Kapitel 4. Klangsteuerung

Inhaltsverzeichnis

4.1 Algorithmen
4.1.1 Theorie
4.1.2 Anwendungen
4.1.3 Appendix
4.1.4 Für besonders Interessierte
4.2 Sequenzer
4.2.1 Theorie
4.2.2 Anwendungen
4.2.3 Appendix
4.2.4 Für besonders Interessierte
4.3 HIDs
4.3.1 Theorie
4.3.2 Anwendungen
4.3.3 Appendix
4.3.4 Für besonders Interessierte
4.4 Netzwerk
4.4.1 Netsend / Netreceive
4.4.2 OSC

Musik läuft in der Zeit ab und ein Komponist möchte natürlich gerne, dass sich im Laufe der Zeit etwas klanglich ändert. Im vorigen Kapitel haben wir alle Grundlagen für die Klangerzeugung kennengelernt. Nun befassen wir uns mit den Möglichkeiten von Pd, die erzeugten Klänge bzw. die Klangerzeugung selbst in der Zeit zu steuern.

4.1 Algorithmen

4.1.1 Theorie

4.1.1.1 Was sind Algorithmen?

Algorithmus ist der Fachausdruck für die Beschreibung der Abfolge von Arbeitsschritten, die ein Computerprogramm ausführt.

Haben wir einen Subpatch, der zu einer eingegeben Zahl 1 addiert, kann man schon von einem Algorithmus sprechen: Der Algorithmus des Subpatches ist die Addition um 1.

patches/4-1-1-1-plus-eins-algorithmus.pd

In Grunde läuft in jedem Objekt von Pd ein eigener Algorithmus ab. Was früher ein Gerät wie den Noise-Generator erfordert hat, übernimmt heute der Algorithmus, der in dem „noise~“-Objekt steckt.

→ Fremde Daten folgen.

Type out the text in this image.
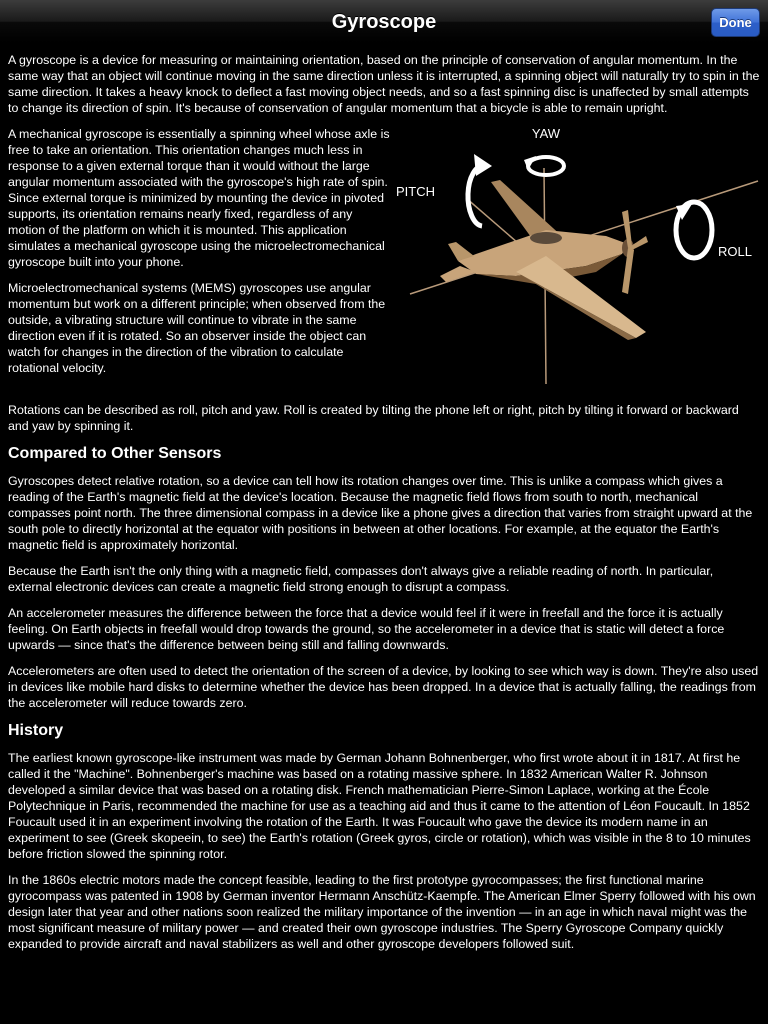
Gyroscope	Done

A gyroscope is a device for measuring or maintaining orientation, based on the principle of conservation of angular momentum. In the same way that an object will continue moving in the same direction unless it is interrupted, a spinning object will naturally try to spin in the same direction. It takes a heavy knock to deflect a fast moving object needs, and so a fast spinning disc is unaffected by small attempts to change its direction of spin. It's because of conservation of angular momentum that a bicycle is able to remain upright.

YAW
PITCH
ROLL

A mechanical gyroscope is essentially a spinning wheel whose axle is free to take an orientation. This orientation changes much less in response to a given external torque than it would without the large angular momentum associated with the gyroscope's high rate of spin. Since external torque is minimized by mounting the device in pivoted supports, its orientation remains nearly fixed, regardless of any motion of the platform on which it is mounted. This application simulates a mechanical gyroscope using the microelectromechanical gyroscope built into your phone.

Microelectromechanical systems (MEMS) gyroscopes use angular momentum but work on a different principle; when observed from the outside, a vibrating structure will continue to vibrate in the same direction even if it is rotated. So an observer inside the object can watch for changes in the direction of the vibration to calculate rotational velocity.

Rotations can be described as roll, pitch and yaw. Roll is created by tilting the phone left or right, pitch by tilting it forward or backward and yaw by spinning it.

Compared to Other Sensors

Gyroscopes detect relative rotation, so a device can tell how its rotation changes over time. This is unlike a compass which gives a reading of the Earth's magnetic field at the device's location. Because the magnetic field flows from south to north, mechanical compasses point north. The three dimensional compass in a device like a phone gives a direction that varies from straight upward at the south pole to directly horizontal at the equator with positions in between at other locations. For example, at the equator the Earth's magnetic field is approximately horizontal.

Because the Earth isn't the only thing with a magnetic field, compasses don't always give a reliable reading of north. In particular, external electronic devices can create a magnetic field strong enough to disrupt a compass.

An accelerometer measures the difference between the force that a device would feel if it were in freefall and the force it is actually feeling. On Earth objects in freefall would drop towards the ground, so the accelerometer in a device that is static will detect a force upwards — since that's the difference between being still and falling downwards.

Accelerometers are often used to detect the orientation of the screen of a device, by looking to see which way is down. They're also used in devices like mobile hard disks to determine whether the device has been dropped. In a device that is actually falling, the readings from the accelerometer will reduce towards zero.

History

The earliest known gyroscope-like instrument was made by German Johann Bohnenberger, who first wrote about it in 1817. At first he called it the "Machine". Bohnenberger's machine was based on a rotating massive sphere. In 1832 American Walter R. Johnson developed a similar device that was based on a rotating disk. French mathematician Pierre-Simon Laplace, working at the École Polytechnique in Paris, recommended the machine for use as a teaching aid and thus it came to the attention of Léon Foucault. In 1852 Foucault used it in an experiment involving the rotation of the Earth. It was Foucault who gave the device its modern name in an experiment to see (Greek skopeein, to see) the Earth's rotation (Greek gyros, circle or rotation), which was visible in the 8 to 10 minutes before friction slowed the spinning rotor.

In the 1860s electric motors made the concept feasible, leading to the first prototype gyrocompasses; the first functional marine gyrocompass was patented in 1908 by German inventor Hermann Anschütz-Kaempfe. The American Elmer Sperry followed with his own design later that year and other nations soon realized the military importance of the invention — in an age in which naval might was the most significant measure of military power — and created their own gyroscope industries. The Sperry Gyroscope Company quickly expanded to provide aircraft and naval stabilizers as well and other gyroscope developers followed suit.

In diesem Kapitel interessiert uns nun speziell, Algorithmen zu entwickeln, die der Computer wie gesagt selbständig ausführt und die den Zweck erfüllen, in der Zeit den Klang zu ändern. Wir haben schon einige Beispiele dafür kennengelernt, etwa unter 2.2.3.2.7

4.1.2 Anwendungen

4.1.2.1 Stochastik

Eine sehr einfache, aber ergiebige Weise, den Computer für sich arbeiten zu lassen, ist die Verwendung des Zufallsgenerators.

patches/4-1-2-1-random.pd

Wir können nun der zufälligen Auswahl Grenzen setzen, die sich aber ändern:

patches/4-1-2-1-random-grenzen.pd

Das Ergebnis eines Zufallsgenerators folgt den Gesetzen der Stochastik, das heißt, der Wahrscheinlichkeit. Bei „random 6“ erscheint jede Zahl von 0 bis 5 mit einer Wahrscheinlichkeit von 1/6. Was dennoch heißen kann, dass eine der Zahlen sehr lange nicht oder nie erscheint, wenn auch das wiederum sehr unwahrscheinlich ist. Wir können die Wahrscheinlichkeit aber auch selbst lenken:

In Prozent ausgedrückt liegt hier die Wahrscheinlichkeit, dass links ein Bang kommt, bei 30 Prozent und dass rechts einer kommt, bei 70 Prozent. Wir können das tatsächliche Aufkommen feststellen:

patches/4-1-2-1-wahrscheinlichkeit.pd

So können wir für unsere Tonpunkte unterschiedliche Dauern differenzieren: Kurze sind sehr häufig, mittlere kommen ab und zu vor, lange selten.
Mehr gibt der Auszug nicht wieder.